I wondered whether Esther Lane had known that her undertaking to nurse the child would prevent her from seeing me. For the moment I was a little annoyed, as even the most supercilious man will be when he imagines the woman he is thinking of very much at the moment has found a duty which she places above her love.
‘I could not love thee, dear, so much,
Loved I not honour more,’
is very trash in the case of both sexes. People who say they cannot love where they cannot respect are talking nonsense. Affection is independent of and survives prejudice, which I should surmise is an added terror in the lives of good people.
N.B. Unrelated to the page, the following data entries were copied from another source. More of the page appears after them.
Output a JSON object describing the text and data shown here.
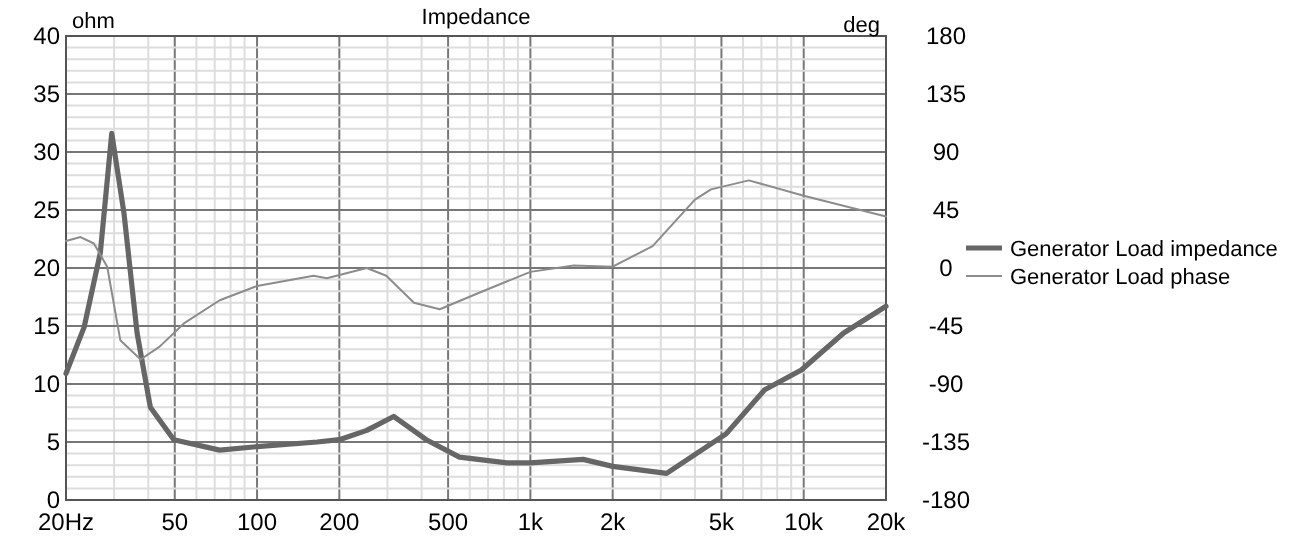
{
  "chart_data": {
    "type": "line",
    "title": "Impedance",
    "ylabel": "ohm",
    "y2label": "deg",
    "log": "x",
    "grid": true,
    "legend": "right",
    "xlim": [
      20,
      20000
    ],
    "xticks": [
      {
        "value": 20,
        "label": "20Hz"
      },
      {
        "value": 30,
        "label": null
      },
      {
        "value": 40,
        "label": null
      },
      50,
      {
        "value": 60,
        "label": null
      },
      {
        "value": 70,
        "label": null
      },
      {
        "value": 80,
        "label": null
      },
      {
        "value": 90,
        "label": null
      },
      100,
      200,
      {
        "value": 300,
        "label": null
      },
      {
        "value": 400,
        "label": null
      },
      500,
      {
        "value": 600,
        "label": null
      },
      {
        "value": 700,
        "label": null
      },
      {
        "value": 800,
        "label": null
      },
      {
        "value": 900,
        "label": null
      },
      {
        "value": 1000,
        "label": "1k"
      },
      {
        "value": 2000,
        "label": "2k"
      },
      {
        "value": 3000,
        "label": null
      },
      {
        "value": 4000,
        "label": null
      },
      {
        "value": 5000,
        "label": "5k"
      },
      {
        "value": 6000,
        "label": null
      },
      {
        "value": 7000,
        "label": null
      },
      {
        "value": 8000,
        "label": null
      },
      {
        "value": 9000,
        "label": null
      },
      {
        "value": 10000,
        "label": "10k"
      },
      {
        "value": 20000,
        "label": "20k"
      }
    ],
    "ylim": [
      0,
      40
    ],
    "yticks": [
      0,
      {
        "value": 1,
        "label": null
      },
      {
        "value": 2,
        "label": null
      },
      {
        "value": 3,
        "label": null
      },
      {
        "value": 4,
        "label": null
      },
      5,
      {
        "value": 6,
        "label": null
      },
      {
        "value": 7,
        "label": null
      },
      {
        "value": 8,
        "label": null
      },
      {
        "value": 9,
        "label": null
      },
      10,
      {
        "value": 11,
        "label": null
      },
      {
        "value": 12,
        "label": null
      },
      {
        "value": 13,
        "label": null
      },
      {
        "value": 14,
        "label": null
      },
      15,
      {
        "value": 16,
        "label": null
      },
      {
        "value": 17,
        "label": null
      },
      {
        "value": 18,
        "label": null
      },
      {
        "value": 19,
        "label": null
      },
      20,
      {
        "value": 21,
        "label": null
      },
      {
        "value": 22,
        "label": null
      },
      {
        "value": 23,
        "label": null
      },
      {
        "value": 24,
        "label": null
      },
      25,
      {
        "value": 26,
        "label": null
      },
      {
        "value": 27,
        "label": null
      },
      {
        "value": 28,
        "label": null
      },
      {
        "value": 29,
        "label": null
      },
      30,
      {
        "value": 31,
        "label": null
      },
      {
        "value": 32,
        "label": null
      },
      {
        "value": 33,
        "label": null
      },
      {
        "value": 34,
        "label": null
      },
      35,
      {
        "value": 36,
        "label": null
      },
      {
        "value": 37,
        "label": null
      },
      {
        "value": 38,
        "label": null
      },
      {
        "value": 39,
        "label": null
      },
      40
    ],
    "y2lim": [
      -180,
      180
    ],
    "y2ticks": [
      -180,
      -135,
      -90,
      -45,
      0,
      45,
      90,
      135,
      180
    ],
    "series": [
      {
        "name": "Generator Load impedance",
        "color": "#666666",
        "x": [
          20,
          23.3,
          26.7,
          29.4,
          32.6,
          36.4,
          40.7,
          49.6,
          73,
          100,
          166,
          200,
          252,
          316,
          416,
          550,
          820,
          1000,
          1560,
          2000,
          3150,
          5200,
          7200,
          9800,
          14000,
          20000
        ],
        "values": [
          10.9,
          14.9,
          21.3,
          31.6,
          24.7,
          14.4,
          8.0,
          5.2,
          4.3,
          4.6,
          5,
          5.2,
          6.0,
          7.2,
          5.2,
          3.7,
          3.2,
          3.2,
          3.5,
          2.9,
          2.3,
          5.7,
          9.5,
          11.2,
          14.4,
          16.7
        ]
      },
      {
        "name": "Generator Load phase",
        "color": "#8c8c8c",
        "axis": "y2",
        "x": [
          20,
          22.6,
          25.3,
          28.3,
          31.6,
          37.5,
          44,
          54,
          73,
          100,
          161,
          180,
          252,
          297,
          375,
          466,
          653,
          1000,
          1440,
          2000,
          2800,
          4000,
          4580,
          6300,
          10000,
          20000
        ],
        "values": [
          21,
          24,
          19,
          1,
          -56,
          -71,
          -61,
          -43,
          -25,
          -14,
          -6,
          -8,
          0,
          -6,
          -27,
          -32,
          -19,
          -3,
          2,
          1,
          17,
          53,
          61,
          68,
          56,
          40
        ]
      }
    ]
  }
}
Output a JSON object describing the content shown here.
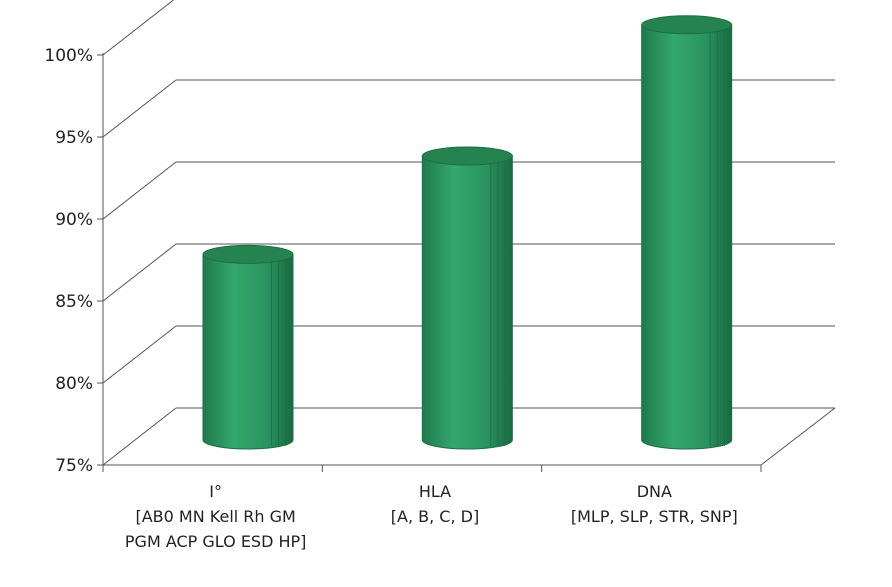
{
  "chart_data": {
    "type": "bar",
    "style": "3d-cylinder",
    "categories": [
      [
        "I°",
        "[AB0 MN Kell Rh GM",
        "PGM ACP GLO ESD HP]"
      ],
      [
        "HLA",
        "[A, B, C, D]"
      ],
      [
        "DNA",
        "[MLP, SLP, STR, SNP]"
      ]
    ],
    "values": [
      86.5,
      92.5,
      100.5
    ],
    "ylim": [
      75,
      100
    ],
    "yticks": [
      75,
      80,
      85,
      90,
      95,
      100
    ],
    "ytick_labels": [
      "75%",
      "80%",
      "85%",
      "90%",
      "95%",
      "100%"
    ],
    "grid": true,
    "legend": "none",
    "colors": {
      "bar_body": "#2e9a62",
      "bar_dark": "#1d6e45",
      "bar_top": "#25834f",
      "grid": "#555555"
    }
  }
}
“You are not afraid of infection, are you?” asked Lady Gascoyne.
“Oh dear no, but what makes you think it is something infectious?”
“I don’t know. I had a sort of instinct that it was so directly I looked at Walter.”
I thought nothing more of Walter Chard during my visit except to ask how he was.
“The doctor says he cannot decide for a few hours what is the matter with him,” replied Lady Gascoyne.